In the late ’90s and early 2000s, a lot of municipalities wanted the Bilbao effect,” says architect Shohei Shigematsu, referring to the cultural and economic impact that Frank Gehry’s Guggenheim outpost had on the Spanish city. “Now they want the Art Basel effect, more event-based engagement to the arts.” With this evolution in mind, Shigematsu, a New York partner at the international firm OMA, designs museums not only as hallowed exhibition spaces but as places to gather, learn, and celebrate.

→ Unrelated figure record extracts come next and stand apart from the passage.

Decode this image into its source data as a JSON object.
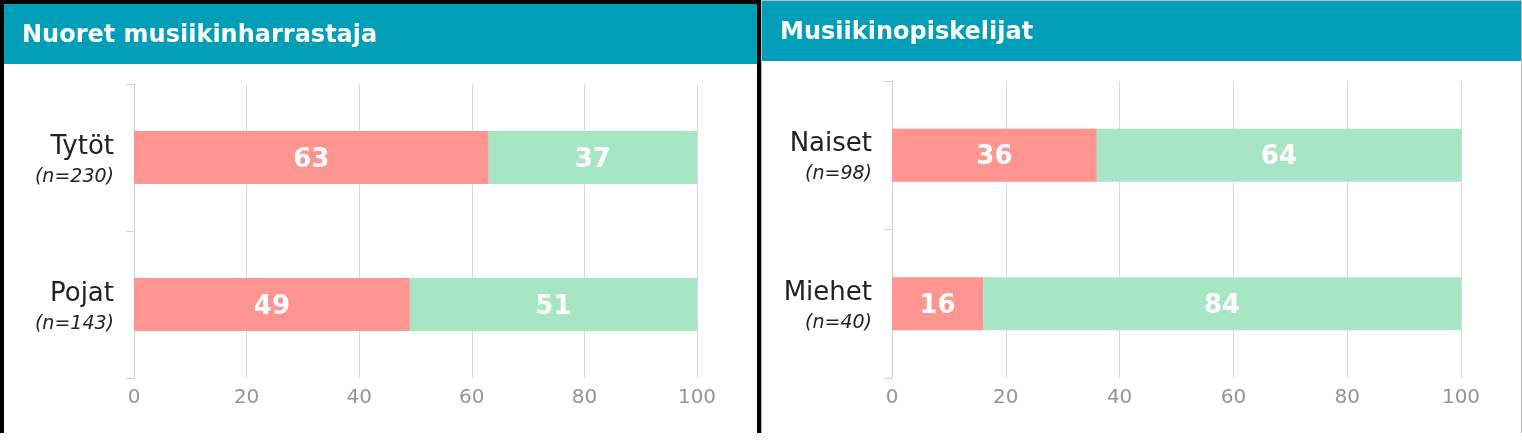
{
  "chart_data": [
    {
      "type": "bar",
      "title": "Nuoret musiikinharrastaja",
      "orientation": "horizontal",
      "stacked": true,
      "categories": [
        "Tytöt\n(n=230)",
        "Pojat\n(n=143)"
      ],
      "series": [
        {
          "color": "#ff9490",
          "values": [
            63,
            49
          ]
        },
        {
          "color": "#a6e6c4",
          "values": [
            37,
            51
          ]
        }
      ],
      "xlim": [
        0,
        100
      ],
      "xticks": [
        0,
        20,
        40,
        60,
        80,
        100
      ],
      "grid": "x",
      "data_labels": true
    },
    {
      "type": "bar",
      "title": "Musiikinopiskelijat",
      "orientation": "horizontal",
      "stacked": true,
      "categories": [
        "Naiset\n(n=98)",
        "Miehet\n(n=40)"
      ],
      "series": [
        {
          "color": "#ff9490",
          "values": [
            36,
            16
          ]
        },
        {
          "color": "#a6e6c4",
          "values": [
            64,
            84
          ]
        }
      ],
      "xlim": [
        0,
        100
      ],
      "xticks": [
        0,
        20,
        40,
        60,
        80,
        100
      ],
      "grid": "x",
      "data_labels": true
    }
  ]
}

His comprehensive update to the Buffalo AKG Art Museum offers a dynamic case in point. Debuted to the public on June 12, the project comprises a 118,000-square-foot expansion to the 161-year-old institution, formerly known as the Albright-Knox Art Gallery, as well as its restoration. The current campus dates to 1905, when architect Edward B. Green completed its Beaux Arts building. A modern edifice by Buffalo native Gordon Bunshaft followed in 1962. Over the decades, however, the museum’s programmatic needs outgrew these two structures, which Bunshaft linked with a walled-off courtyard while demolishing the historic staircase. “It was quite hermetic,” says the architect. “The museum looked elitist and closed, though the activity inside is the opposite.”

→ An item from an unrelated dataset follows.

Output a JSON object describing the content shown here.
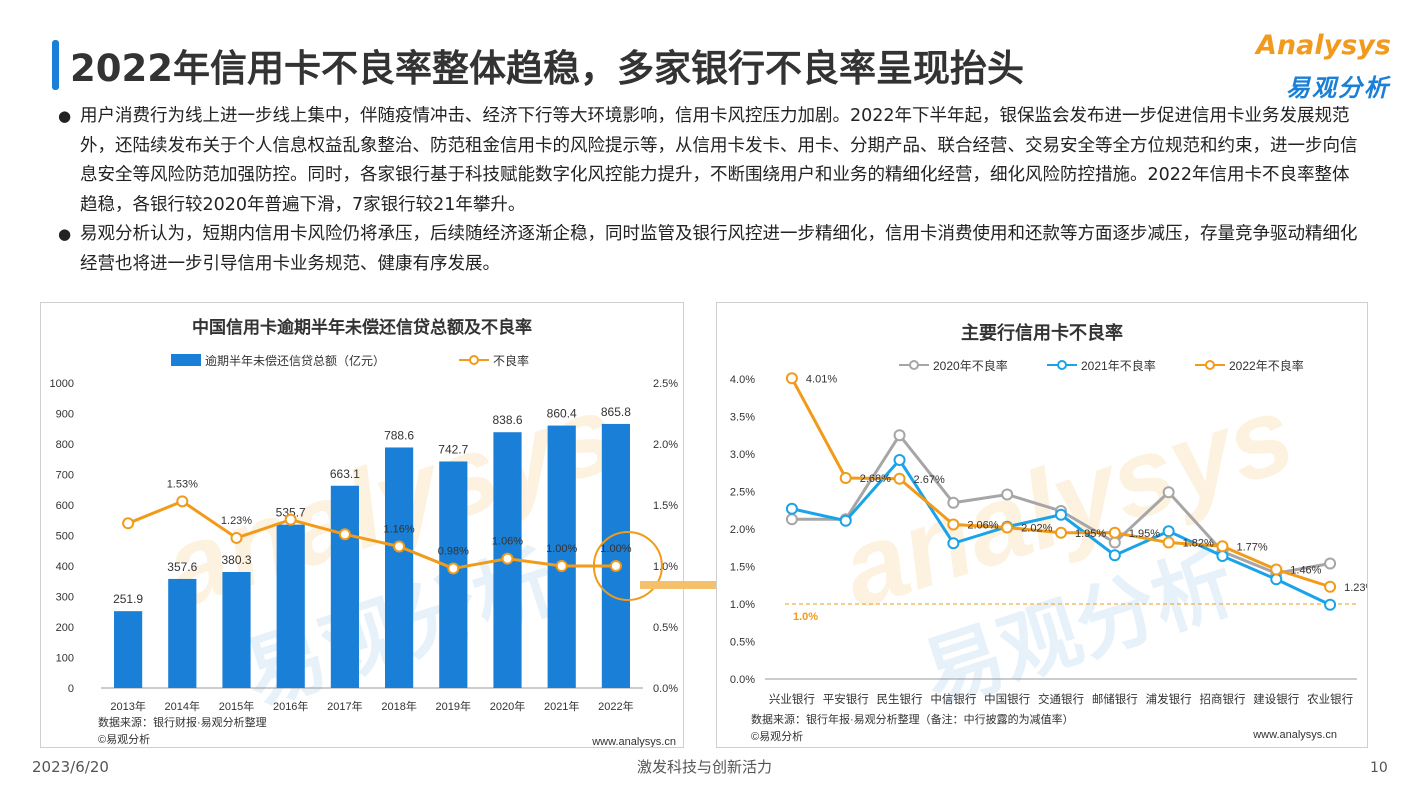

At the northwest end of the freshly landscaped grounds, Shigematsu’s three-story building (named for local patron Jeffrey E. Gundlach) alleviates this feeling with literal transparency. A cruciform volume of galleries totaling 26,600 square feet is draped in a veil of structural glazing, with an interior terrace around the perimeter of the second floor for events, displays of sculpture, and a coffee bar. On this level, too, is the John J. Albright Bridge, a nearly 300-foot-long sinuous walkway—enclosed in mirrored glass—that now weaves around existing oak trees to connect the new and original buildings. ADA-compliant, the elevated path is also art-handler-friendly, serving the entire museum through the addition’s one loading dock.
In the Gundlach building, art is the visual center. Rather than set the ticket desk in a traditional lobby, Shigematsu placed it off to the side so that visitors enter directly into a double-height gallery. Flexible exhibition spaces on each floor mirror the proportions of those in the 1905 building, accommodating art of all sizes from the museum’s vast holdings, which now include more than 500 works acquired since 2019. But nature also gets the spotlight. A viewing platform and a sky bridge offer unique perspectives of the grounds, which feature a new public lawn that covers the underground parking and neighbor Frederick Law Olmsted’s 350-acre Delaware Park.